Worried by the dearth of research and low interest in post graduate studies in the nation’s universities, the federal government has said all lecturers and academicians in the system must obtain doctorate degrees.
It described as appalling the situation uncovered by the NEEDS assessment of universities where about 57 per cent of the 36,000 lecturers do not possess doctorate degrees.
The Secretary to the Government of the Federation (SGF), Senator Anyim Pius Anyim, speaking at the opening of a retreat for the governing councils of all public universities in Abuja yesterday, said this development was not good for the education system.
Anyim, who was represented by the Permanent Secretary for Special Duties in his office, Dr. Jamila Shuara, also lamented that there is a low number of post graduate students in the system with just three per cent of students studying for a Masters degree and two per cent undergoing doctoral studies.
The SGF appealed to the unions in the tertiary education system to embrace dialogue options for dispute resolution instead of the incessant strikes, which the system has now been known for.
“The instability caused by the strikes, have lowered the perception of certificates issued by Nigerian universities by foreign institution and has also discouraged enrollment in post graduate studies.
“FG is committed to university autonomy and would not interfere with the councils except where their actions or inactions are detrimental to the universities,” Anyim added.

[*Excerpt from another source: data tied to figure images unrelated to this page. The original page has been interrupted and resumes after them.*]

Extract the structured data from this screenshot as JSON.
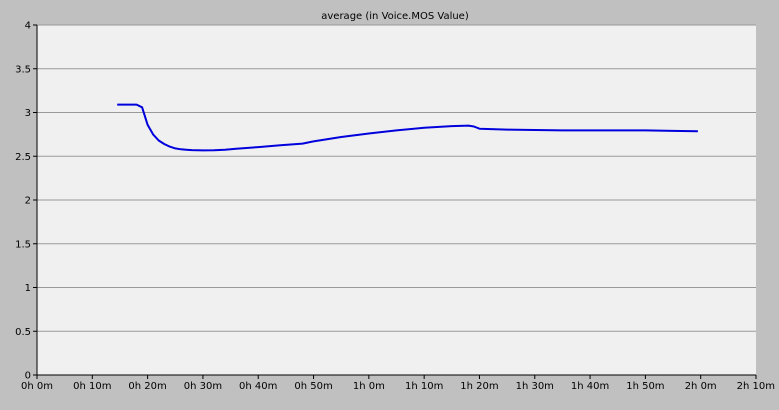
{
  "chart_data": {
    "type": "line",
    "title": "average (in Voice.MOS Value)",
    "xlabel": "",
    "ylabel": "",
    "xlim": [
      0,
      130
    ],
    "ylim": [
      0,
      4
    ],
    "x_unit": "minutes",
    "x_ticks": [
      0,
      10,
      20,
      30,
      40,
      50,
      60,
      70,
      80,
      90,
      100,
      110,
      120,
      130
    ],
    "x_tick_labels": [
      "0h 0m",
      "0h 10m",
      "0h 20m",
      "0h 30m",
      "0h 40m",
      "0h 50m",
      "1h 0m",
      "1h 10m",
      "1h 20m",
      "1h 30m",
      "1h 40m",
      "1h 50m",
      "2h 0m",
      "2h 10m"
    ],
    "y_ticks": [
      0,
      0.5,
      1,
      1.5,
      2,
      2.5,
      3,
      3.5,
      4
    ],
    "y_tick_labels": [
      "0",
      "0.5",
      "1",
      "1.5",
      "2",
      "2.5",
      "3",
      "3.5",
      "4"
    ],
    "grid": true,
    "legend": "none",
    "colors": {
      "background": "#c0c0c0",
      "plot_area": "#f0f0f0",
      "grid": "#999999",
      "line": "#0000dd"
    },
    "series": [
      {
        "x": [
          14.5,
          16,
          17,
          18,
          19,
          20,
          21,
          22,
          23,
          24,
          25,
          26,
          27,
          28,
          29,
          30,
          32,
          34,
          36,
          40,
          44,
          48,
          50,
          55,
          60,
          65,
          70,
          75,
          78,
          79,
          80,
          85,
          90,
          95,
          100,
          105,
          110,
          115,
          119.5
        ],
        "y": [
          3.09,
          3.09,
          3.09,
          3.09,
          3.06,
          2.86,
          2.75,
          2.68,
          2.64,
          2.61,
          2.59,
          2.58,
          2.575,
          2.57,
          2.568,
          2.567,
          2.568,
          2.575,
          2.585,
          2.605,
          2.625,
          2.645,
          2.67,
          2.72,
          2.76,
          2.795,
          2.825,
          2.845,
          2.85,
          2.84,
          2.815,
          2.805,
          2.8,
          2.795,
          2.795,
          2.795,
          2.795,
          2.79,
          2.785
        ]
      }
    ]
  }
}
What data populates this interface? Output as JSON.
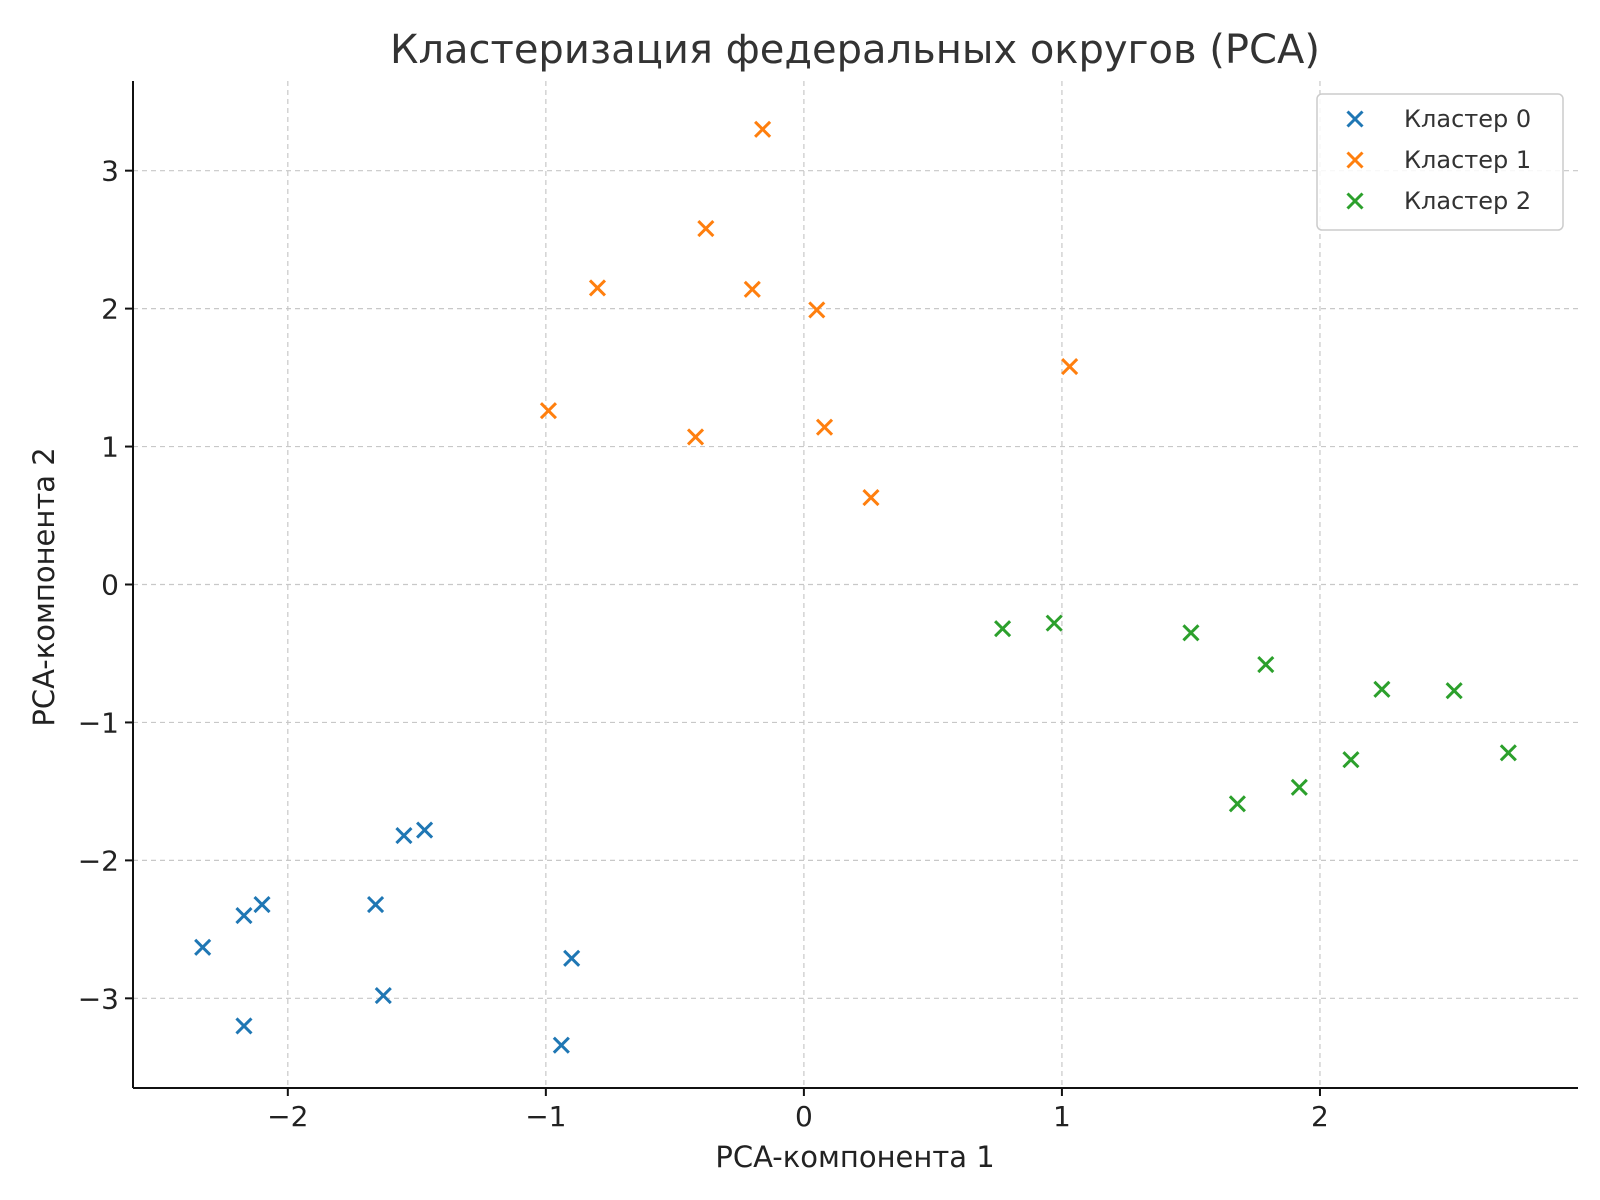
{
  "chart_data": {
    "type": "scatter",
    "title": "Кластеризация федеральных округов (PCA)",
    "xlabel": "PCA-компонента 1",
    "ylabel": "PCA-компонента 2",
    "xlim": [
      -2.6,
      3.0
    ],
    "ylim": [
      -3.65,
      3.65
    ],
    "xticks": [
      -2,
      -1,
      0,
      1,
      2
    ],
    "yticks": [
      -3,
      -2,
      -1,
      0,
      1,
      2,
      3
    ],
    "xtick_labels": [
      "−2",
      "−1",
      "0",
      "1",
      "2"
    ],
    "ytick_labels": [
      "−3",
      "−2",
      "−1",
      "0",
      "1",
      "2",
      "3"
    ],
    "grid": true,
    "legend_position": "top-right",
    "marker": "x",
    "series": [
      {
        "name": "Кластер 0",
        "color": "#1f77b4",
        "points": [
          [
            -2.33,
            -2.63
          ],
          [
            -2.17,
            -2.4
          ],
          [
            -2.1,
            -2.32
          ],
          [
            -2.17,
            -3.2
          ],
          [
            -1.66,
            -2.32
          ],
          [
            -1.63,
            -2.98
          ],
          [
            -1.55,
            -1.82
          ],
          [
            -1.47,
            -1.78
          ],
          [
            -0.9,
            -2.71
          ],
          [
            -0.94,
            -3.34
          ]
        ]
      },
      {
        "name": "Кластер 1",
        "color": "#ff7f0e",
        "points": [
          [
            -0.16,
            3.3
          ],
          [
            -0.38,
            2.58
          ],
          [
            -0.8,
            2.15
          ],
          [
            -0.2,
            2.14
          ],
          [
            0.05,
            1.99
          ],
          [
            1.03,
            1.58
          ],
          [
            -0.99,
            1.26
          ],
          [
            -0.42,
            1.07
          ],
          [
            0.08,
            1.14
          ],
          [
            0.26,
            0.63
          ]
        ]
      },
      {
        "name": "Кластер 2",
        "color": "#2ca02c",
        "points": [
          [
            0.77,
            -0.32
          ],
          [
            0.97,
            -0.28
          ],
          [
            1.5,
            -0.35
          ],
          [
            1.79,
            -0.58
          ],
          [
            2.24,
            -0.76
          ],
          [
            2.52,
            -0.77
          ],
          [
            2.73,
            -1.22
          ],
          [
            2.12,
            -1.27
          ],
          [
            1.92,
            -1.47
          ],
          [
            1.68,
            -1.59
          ]
        ]
      }
    ]
  }
}
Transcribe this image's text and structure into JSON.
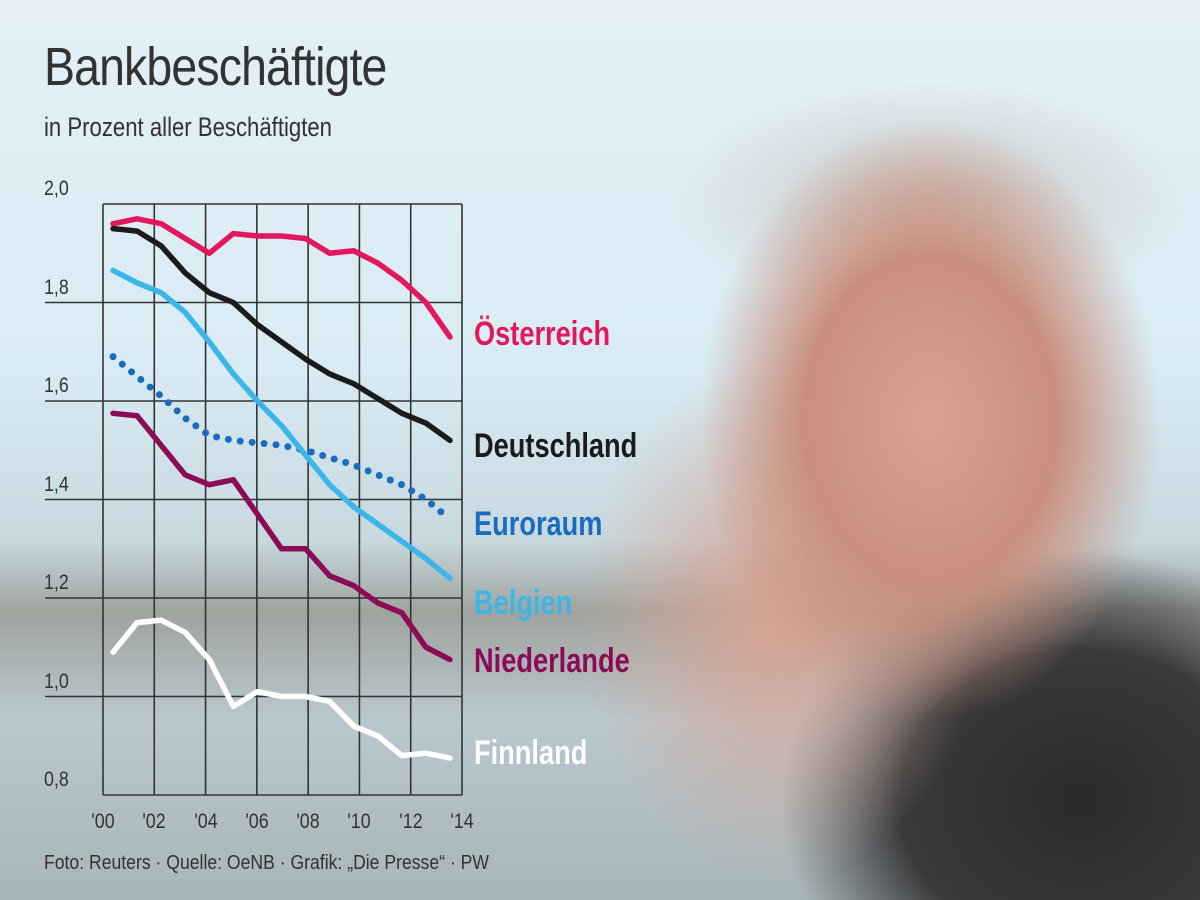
{
  "chart_data": {
    "type": "line",
    "title": "Bankbeschäftigte",
    "subtitle": "in Prozent aller Beschäftigten",
    "x": [
      2000,
      2001,
      2002,
      2003,
      2004,
      2005,
      2006,
      2007,
      2008,
      2009,
      2010,
      2011,
      2012,
      2013,
      2014
    ],
    "x_tick_labels": [
      "'00",
      "'02",
      "'04",
      "'06",
      "'08",
      "'10",
      "'12",
      "'14"
    ],
    "y_tick_labels": [
      "2,0",
      "1,8",
      "1,6",
      "1,4",
      "1,2",
      "1,0",
      "0,8"
    ],
    "ylim": [
      0.8,
      2.0
    ],
    "xlim": [
      2000,
      2014
    ],
    "grid": true,
    "legend": "right (labels at line ends)",
    "series": [
      {
        "name": "Österreich",
        "color": "#e3175c",
        "style": "solid",
        "values": [
          1.96,
          1.97,
          1.96,
          1.93,
          1.9,
          1.94,
          1.935,
          1.935,
          1.93,
          1.9,
          1.905,
          1.88,
          1.845,
          1.8,
          1.73
        ]
      },
      {
        "name": "Deutschland",
        "color": "#1b1b1b",
        "style": "solid",
        "values": [
          1.95,
          1.945,
          1.915,
          1.86,
          1.82,
          1.8,
          1.755,
          1.72,
          1.685,
          1.655,
          1.635,
          1.605,
          1.575,
          1.555,
          1.52
        ]
      },
      {
        "name": "Euroraum",
        "color": "#1a6cbf",
        "style": "dotted",
        "values": [
          1.69,
          1.65,
          1.61,
          1.565,
          1.53,
          1.52,
          1.515,
          1.51,
          1.5,
          1.485,
          1.47,
          1.45,
          1.43,
          1.4,
          1.36
        ]
      },
      {
        "name": "Belgien",
        "color": "#3cb6e8",
        "style": "solid",
        "values": [
          1.865,
          1.84,
          1.82,
          1.78,
          1.72,
          1.655,
          1.6,
          1.55,
          1.49,
          1.43,
          1.385,
          1.35,
          1.315,
          1.28,
          1.24
        ]
      },
      {
        "name": "Niederlande",
        "color": "#8c0b57",
        "style": "solid",
        "values": [
          1.575,
          1.57,
          1.51,
          1.45,
          1.43,
          1.44,
          1.37,
          1.3,
          1.3,
          1.245,
          1.225,
          1.19,
          1.17,
          1.1,
          1.075
        ]
      },
      {
        "name": "Finnland",
        "color": "#ffffff",
        "style": "solid",
        "values": [
          1.09,
          1.15,
          1.155,
          1.13,
          1.075,
          0.98,
          1.01,
          1.0,
          1.0,
          0.99,
          0.94,
          0.92,
          0.88,
          0.885,
          0.875
        ]
      }
    ]
  },
  "source": "Foto: Reuters · Quelle: OeNB · Grafik: „Die Presse“ · PW"
}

The Minister for Education, Prof. Ruqqayatu Rufa’i, in her address, warned the councils against frivolous awards of honorary degrees owing from the situation where many of the awardees turn convocations to political rallies and jamborees.
In another development, the National Universities Commission (NUC) working with the University of North Texas, US have commenced the training of Nigerian academics on Specialist in Ageing Certificate Programme as part of efforts to address the challenges of population
The two-week programme is currently holding in Abuja.
Rufa’i said the population of Nigeria’s elderly persons which is currently estimated to be almost eight million would reach 16 million by the year 2030, citing figures from the National Population Commission (NPC).
She commended the efforts of the Executive Director of Dave Omokaro Foundation/Visiting Scholar at NUC, Dr. Emem Omokaro, whose works in the promotion of ageing studies led to the initiative.